The optimized NVCOCO library is a drop-in replacement, making the optimizations directly available to end users.
Region of Interest (ROI) Align performs bilinear interpolation, which requires a fair bit of math work. As this work is the same for all channels, vectorizing across the channel dimension reduced the amount of work needed by about 4x.
The way launch configurations are calculated were also changed to avoid launching more CUDA threads than needed.
Combined, these efforts improved performance for ROI Align forward propagation by about 5x.
Mask R-CNN, like most models, incorporates many sections of code that can be executed in parallel. For example, mask-head loss calculation involves calculating a loss for multiple proposals, where each proposal loss can be calculated independently.
We achieved a 3-5% speedup by identifying such sections that can be parallelized and placing them on separate CUDA streams.
In sections of the code where CUDA Graphs is not employed, the GPU kernels are launched from the CPU code. CPU code primarily performs bookkeeping tasks, such as managing memory, keeping track of pointers and indices, and so on.
If the CPU code is not fast enough, the GPU kernel finishes and sits idle before the next kernel is launched. Improving CPU performance to the point where the CPU portion of the code runs faster than the GPU portion is critical to maximizing training performance.

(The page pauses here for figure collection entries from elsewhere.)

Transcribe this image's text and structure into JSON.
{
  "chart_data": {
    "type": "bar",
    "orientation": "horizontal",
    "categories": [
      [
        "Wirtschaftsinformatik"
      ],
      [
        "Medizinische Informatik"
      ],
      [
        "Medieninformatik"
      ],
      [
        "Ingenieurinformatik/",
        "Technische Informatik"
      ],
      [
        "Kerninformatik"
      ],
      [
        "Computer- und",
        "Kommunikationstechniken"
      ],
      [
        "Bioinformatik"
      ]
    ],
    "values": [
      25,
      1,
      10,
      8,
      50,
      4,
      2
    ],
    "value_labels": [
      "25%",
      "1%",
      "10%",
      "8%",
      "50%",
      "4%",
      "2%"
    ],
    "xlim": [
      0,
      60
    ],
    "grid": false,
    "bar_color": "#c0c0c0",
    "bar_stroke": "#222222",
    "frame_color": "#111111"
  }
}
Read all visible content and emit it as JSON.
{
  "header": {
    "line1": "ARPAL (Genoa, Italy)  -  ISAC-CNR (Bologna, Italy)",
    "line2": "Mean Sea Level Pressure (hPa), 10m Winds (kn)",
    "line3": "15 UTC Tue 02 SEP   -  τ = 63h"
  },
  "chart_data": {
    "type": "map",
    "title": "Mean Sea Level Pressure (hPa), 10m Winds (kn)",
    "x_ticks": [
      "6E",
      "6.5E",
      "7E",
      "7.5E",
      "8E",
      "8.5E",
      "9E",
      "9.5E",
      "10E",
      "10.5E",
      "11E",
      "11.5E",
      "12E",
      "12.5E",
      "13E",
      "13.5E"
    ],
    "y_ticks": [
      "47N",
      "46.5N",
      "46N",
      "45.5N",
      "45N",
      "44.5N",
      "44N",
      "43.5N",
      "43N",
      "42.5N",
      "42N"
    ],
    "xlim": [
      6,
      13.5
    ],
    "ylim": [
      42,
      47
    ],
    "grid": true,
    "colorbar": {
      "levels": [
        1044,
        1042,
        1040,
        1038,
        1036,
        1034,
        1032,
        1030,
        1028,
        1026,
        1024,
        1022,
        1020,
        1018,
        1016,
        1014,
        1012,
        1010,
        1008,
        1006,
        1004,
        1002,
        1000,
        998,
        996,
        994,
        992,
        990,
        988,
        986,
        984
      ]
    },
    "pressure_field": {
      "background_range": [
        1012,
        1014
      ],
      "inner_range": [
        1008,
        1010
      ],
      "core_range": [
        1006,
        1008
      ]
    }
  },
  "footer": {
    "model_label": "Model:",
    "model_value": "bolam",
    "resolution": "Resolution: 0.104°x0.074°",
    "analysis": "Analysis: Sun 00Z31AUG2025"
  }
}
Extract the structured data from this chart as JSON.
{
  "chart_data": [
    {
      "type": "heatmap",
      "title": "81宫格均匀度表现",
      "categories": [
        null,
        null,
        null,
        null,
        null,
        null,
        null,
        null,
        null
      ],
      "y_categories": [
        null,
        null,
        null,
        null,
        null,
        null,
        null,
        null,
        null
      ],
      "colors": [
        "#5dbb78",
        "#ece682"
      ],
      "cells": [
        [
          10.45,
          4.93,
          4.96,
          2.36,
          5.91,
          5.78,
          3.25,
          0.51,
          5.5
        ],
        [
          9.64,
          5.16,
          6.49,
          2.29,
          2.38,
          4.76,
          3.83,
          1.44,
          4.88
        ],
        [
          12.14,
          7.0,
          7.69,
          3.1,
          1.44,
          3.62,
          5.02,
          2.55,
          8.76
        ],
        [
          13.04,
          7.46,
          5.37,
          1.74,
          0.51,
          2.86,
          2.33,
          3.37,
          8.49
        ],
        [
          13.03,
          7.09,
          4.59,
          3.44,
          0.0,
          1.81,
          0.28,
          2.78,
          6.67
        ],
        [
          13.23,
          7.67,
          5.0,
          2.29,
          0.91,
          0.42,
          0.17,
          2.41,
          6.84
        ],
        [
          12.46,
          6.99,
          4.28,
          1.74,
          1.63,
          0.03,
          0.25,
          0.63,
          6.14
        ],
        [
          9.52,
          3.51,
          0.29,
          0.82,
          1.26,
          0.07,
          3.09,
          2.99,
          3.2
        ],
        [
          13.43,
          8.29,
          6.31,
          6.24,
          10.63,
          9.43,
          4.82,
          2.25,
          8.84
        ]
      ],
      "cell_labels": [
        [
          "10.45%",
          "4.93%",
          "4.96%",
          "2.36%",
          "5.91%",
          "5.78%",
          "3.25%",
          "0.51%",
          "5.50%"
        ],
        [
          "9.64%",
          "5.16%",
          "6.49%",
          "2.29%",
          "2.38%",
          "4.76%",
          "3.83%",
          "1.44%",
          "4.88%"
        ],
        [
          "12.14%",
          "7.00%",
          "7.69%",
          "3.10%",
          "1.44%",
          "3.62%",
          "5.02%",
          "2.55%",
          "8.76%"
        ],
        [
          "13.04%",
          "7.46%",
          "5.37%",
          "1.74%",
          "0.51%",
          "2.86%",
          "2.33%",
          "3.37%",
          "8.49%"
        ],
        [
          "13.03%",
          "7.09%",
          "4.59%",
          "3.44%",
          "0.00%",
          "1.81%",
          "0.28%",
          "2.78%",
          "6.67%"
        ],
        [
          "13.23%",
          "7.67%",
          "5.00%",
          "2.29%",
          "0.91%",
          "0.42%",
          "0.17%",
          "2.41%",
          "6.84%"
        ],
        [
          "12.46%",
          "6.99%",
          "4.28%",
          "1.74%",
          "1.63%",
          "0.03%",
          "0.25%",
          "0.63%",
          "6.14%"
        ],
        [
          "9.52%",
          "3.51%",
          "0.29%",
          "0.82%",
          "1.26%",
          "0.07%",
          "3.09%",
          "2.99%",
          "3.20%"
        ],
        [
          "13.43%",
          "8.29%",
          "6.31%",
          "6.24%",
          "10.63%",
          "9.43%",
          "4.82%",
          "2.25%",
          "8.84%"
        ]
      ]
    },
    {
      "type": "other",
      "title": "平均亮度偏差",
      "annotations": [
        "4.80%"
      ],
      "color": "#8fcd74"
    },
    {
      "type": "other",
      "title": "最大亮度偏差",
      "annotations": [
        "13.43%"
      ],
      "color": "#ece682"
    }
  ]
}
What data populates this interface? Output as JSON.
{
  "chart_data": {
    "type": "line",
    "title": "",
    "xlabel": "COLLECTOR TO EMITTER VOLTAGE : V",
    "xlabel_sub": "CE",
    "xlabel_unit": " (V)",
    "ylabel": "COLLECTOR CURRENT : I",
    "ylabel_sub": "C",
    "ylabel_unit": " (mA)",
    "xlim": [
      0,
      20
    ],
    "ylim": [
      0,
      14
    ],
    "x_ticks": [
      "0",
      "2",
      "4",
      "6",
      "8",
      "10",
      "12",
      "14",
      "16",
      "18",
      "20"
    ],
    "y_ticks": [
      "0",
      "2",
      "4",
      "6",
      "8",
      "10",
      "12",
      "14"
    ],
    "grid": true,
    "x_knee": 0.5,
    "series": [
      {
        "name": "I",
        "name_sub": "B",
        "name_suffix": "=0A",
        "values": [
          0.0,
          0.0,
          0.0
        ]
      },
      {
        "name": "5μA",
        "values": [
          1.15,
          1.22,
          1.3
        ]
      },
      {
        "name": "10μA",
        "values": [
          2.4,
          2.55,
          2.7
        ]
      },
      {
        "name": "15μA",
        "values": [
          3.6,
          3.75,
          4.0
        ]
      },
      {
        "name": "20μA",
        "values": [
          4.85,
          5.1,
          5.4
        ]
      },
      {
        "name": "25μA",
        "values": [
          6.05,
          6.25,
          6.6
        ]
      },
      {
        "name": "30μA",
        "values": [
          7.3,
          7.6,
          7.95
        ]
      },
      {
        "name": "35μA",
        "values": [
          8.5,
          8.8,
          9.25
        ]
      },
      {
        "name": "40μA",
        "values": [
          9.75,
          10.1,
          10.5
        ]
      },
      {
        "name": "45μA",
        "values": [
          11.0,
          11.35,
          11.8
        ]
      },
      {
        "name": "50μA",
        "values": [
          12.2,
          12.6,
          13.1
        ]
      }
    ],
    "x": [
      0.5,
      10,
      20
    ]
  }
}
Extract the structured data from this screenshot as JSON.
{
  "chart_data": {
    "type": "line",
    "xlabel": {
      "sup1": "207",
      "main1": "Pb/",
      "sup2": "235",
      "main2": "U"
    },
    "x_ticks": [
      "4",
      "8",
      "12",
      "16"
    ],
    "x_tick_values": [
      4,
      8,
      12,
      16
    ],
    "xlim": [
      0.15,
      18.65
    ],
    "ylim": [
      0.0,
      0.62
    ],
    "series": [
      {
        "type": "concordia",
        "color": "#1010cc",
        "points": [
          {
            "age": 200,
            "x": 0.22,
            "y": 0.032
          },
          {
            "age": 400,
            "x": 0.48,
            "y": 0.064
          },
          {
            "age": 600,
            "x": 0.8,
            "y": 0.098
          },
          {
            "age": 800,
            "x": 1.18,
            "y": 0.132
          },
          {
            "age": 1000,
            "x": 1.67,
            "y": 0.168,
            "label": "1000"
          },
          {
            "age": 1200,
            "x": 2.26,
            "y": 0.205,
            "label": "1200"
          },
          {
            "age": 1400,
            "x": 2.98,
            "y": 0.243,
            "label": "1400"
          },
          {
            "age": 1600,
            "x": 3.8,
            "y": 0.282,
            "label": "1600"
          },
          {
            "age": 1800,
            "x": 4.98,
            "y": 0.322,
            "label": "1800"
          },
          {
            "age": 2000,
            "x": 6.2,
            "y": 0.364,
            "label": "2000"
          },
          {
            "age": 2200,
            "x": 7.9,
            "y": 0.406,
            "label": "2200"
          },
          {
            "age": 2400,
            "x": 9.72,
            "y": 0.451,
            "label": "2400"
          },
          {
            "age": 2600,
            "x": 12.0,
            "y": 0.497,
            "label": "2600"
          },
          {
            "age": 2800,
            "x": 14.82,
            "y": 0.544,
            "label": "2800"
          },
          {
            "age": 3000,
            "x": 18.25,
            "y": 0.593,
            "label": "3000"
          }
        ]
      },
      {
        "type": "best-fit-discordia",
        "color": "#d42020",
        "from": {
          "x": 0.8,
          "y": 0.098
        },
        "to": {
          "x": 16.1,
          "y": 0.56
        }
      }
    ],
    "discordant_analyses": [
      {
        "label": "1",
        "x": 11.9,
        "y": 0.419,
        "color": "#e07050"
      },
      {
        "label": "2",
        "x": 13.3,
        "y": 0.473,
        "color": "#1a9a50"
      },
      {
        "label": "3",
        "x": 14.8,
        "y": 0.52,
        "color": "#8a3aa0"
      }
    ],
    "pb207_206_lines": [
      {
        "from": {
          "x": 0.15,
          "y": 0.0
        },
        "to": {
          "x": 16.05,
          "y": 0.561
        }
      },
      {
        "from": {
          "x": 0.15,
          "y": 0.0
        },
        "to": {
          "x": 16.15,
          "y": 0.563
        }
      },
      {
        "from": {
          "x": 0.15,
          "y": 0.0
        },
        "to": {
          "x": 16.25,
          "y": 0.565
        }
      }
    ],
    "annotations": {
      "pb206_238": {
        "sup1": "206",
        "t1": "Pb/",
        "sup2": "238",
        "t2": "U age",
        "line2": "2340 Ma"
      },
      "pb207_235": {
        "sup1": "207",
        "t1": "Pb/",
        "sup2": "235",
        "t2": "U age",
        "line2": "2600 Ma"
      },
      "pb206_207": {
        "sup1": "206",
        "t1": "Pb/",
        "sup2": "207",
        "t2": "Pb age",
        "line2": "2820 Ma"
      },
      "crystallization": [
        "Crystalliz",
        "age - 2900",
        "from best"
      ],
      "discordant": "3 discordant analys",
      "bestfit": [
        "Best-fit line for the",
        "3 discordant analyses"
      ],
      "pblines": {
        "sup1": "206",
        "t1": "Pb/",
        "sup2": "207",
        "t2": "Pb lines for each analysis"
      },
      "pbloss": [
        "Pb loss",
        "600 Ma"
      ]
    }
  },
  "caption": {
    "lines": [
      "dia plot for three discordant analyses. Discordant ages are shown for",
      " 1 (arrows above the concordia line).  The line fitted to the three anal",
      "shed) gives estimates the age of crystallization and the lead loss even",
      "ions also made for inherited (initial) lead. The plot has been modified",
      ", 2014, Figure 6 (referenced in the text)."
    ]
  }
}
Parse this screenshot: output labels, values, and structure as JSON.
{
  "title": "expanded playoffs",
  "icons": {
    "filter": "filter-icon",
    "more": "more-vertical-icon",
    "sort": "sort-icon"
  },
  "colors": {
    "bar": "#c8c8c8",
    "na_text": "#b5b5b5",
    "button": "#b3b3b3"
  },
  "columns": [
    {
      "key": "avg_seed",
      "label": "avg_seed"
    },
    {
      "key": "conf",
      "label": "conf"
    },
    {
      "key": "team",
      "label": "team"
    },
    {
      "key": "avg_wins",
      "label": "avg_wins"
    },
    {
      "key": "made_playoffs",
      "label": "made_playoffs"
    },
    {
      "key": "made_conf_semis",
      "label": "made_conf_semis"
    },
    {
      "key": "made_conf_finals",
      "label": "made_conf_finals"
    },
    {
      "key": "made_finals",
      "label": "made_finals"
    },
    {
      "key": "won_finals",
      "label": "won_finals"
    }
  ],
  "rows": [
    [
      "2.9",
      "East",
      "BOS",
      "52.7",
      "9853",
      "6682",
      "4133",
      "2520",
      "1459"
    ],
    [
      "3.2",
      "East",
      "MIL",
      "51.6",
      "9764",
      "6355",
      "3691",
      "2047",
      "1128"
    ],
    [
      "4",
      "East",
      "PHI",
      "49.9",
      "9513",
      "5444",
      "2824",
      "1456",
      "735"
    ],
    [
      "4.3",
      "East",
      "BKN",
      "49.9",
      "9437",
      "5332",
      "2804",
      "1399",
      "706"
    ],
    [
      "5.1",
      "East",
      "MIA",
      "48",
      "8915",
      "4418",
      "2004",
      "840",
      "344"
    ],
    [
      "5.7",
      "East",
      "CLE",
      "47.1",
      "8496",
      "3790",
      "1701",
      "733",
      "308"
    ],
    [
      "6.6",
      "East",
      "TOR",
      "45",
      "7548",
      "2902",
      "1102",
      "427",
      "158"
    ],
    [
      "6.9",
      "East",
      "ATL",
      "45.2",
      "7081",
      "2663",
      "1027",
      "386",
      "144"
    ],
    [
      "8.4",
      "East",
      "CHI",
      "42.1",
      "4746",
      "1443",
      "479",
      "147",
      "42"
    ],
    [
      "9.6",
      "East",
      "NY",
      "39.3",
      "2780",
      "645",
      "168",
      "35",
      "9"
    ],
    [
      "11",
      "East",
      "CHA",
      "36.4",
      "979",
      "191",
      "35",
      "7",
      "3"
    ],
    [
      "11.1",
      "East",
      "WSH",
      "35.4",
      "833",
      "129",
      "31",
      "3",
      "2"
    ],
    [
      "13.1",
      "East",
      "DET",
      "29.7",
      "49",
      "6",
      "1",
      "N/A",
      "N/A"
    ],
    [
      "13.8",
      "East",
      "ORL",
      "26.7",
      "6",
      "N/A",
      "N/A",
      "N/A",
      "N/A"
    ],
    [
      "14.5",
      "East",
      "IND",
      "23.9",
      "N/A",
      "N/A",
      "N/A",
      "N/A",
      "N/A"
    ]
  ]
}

This requires some amount of CPU run-ahead.
CPU-GPU synchronizations prevent this because they keep the CPU idle until the current GPU work completes, so removing CPU-GPU synchronizations is also critical for training performance.
We have done this in past rounds for submissions using the NVIDIA A100 Tensor Core GPU. However, the significant performance increase provided by the NVIDIA H100 Tensor Core GPU necessitated that more of these CPU-GPU synchronizations be removed.
This had a small impact on the NVIDIA A100 Tensor Core GPU results, as CPU overhead is not as pronounced for that GPU on Mask R-CNN. However, it improved performance on the H100 Tensor Core GPU by 25-30% for the 32-GPU configuration.
In previous rounds, we sped up the code by using the
cudnn v8 API to perform runtime fusions for the ResNet-50 backbone of Mask R-CNN.
In this round, previous work was leveraged for RetinaNet to extend run time fusions to the RPN and FPN modules, further improving end-to-end performance by about 2%.
The NVIDIA H100 GPU based on the NVIDIA Hopper architecture delivers the next large performance leap for the NVIDIA AI platform. It boosts performance by up to 6.7x compared to the first submission using the A100 GPU.
With software improvements alone, the A100 GPU demonstrated up to 2.5x more performance in this latest round compared to its debut submission, showcasing the continuous full-stack innovation delivered by the NVIDIA AI platform.
All software used for NVIDIA MLPerf submissions is available from the MLPerf repository, enabling you to reproduce our benchmark results. We constantly incorporate these cutting-edge MLPerf improvements to our deep learning framework containers. These containers are available on NGC, our software hub for GPU-optimized applications.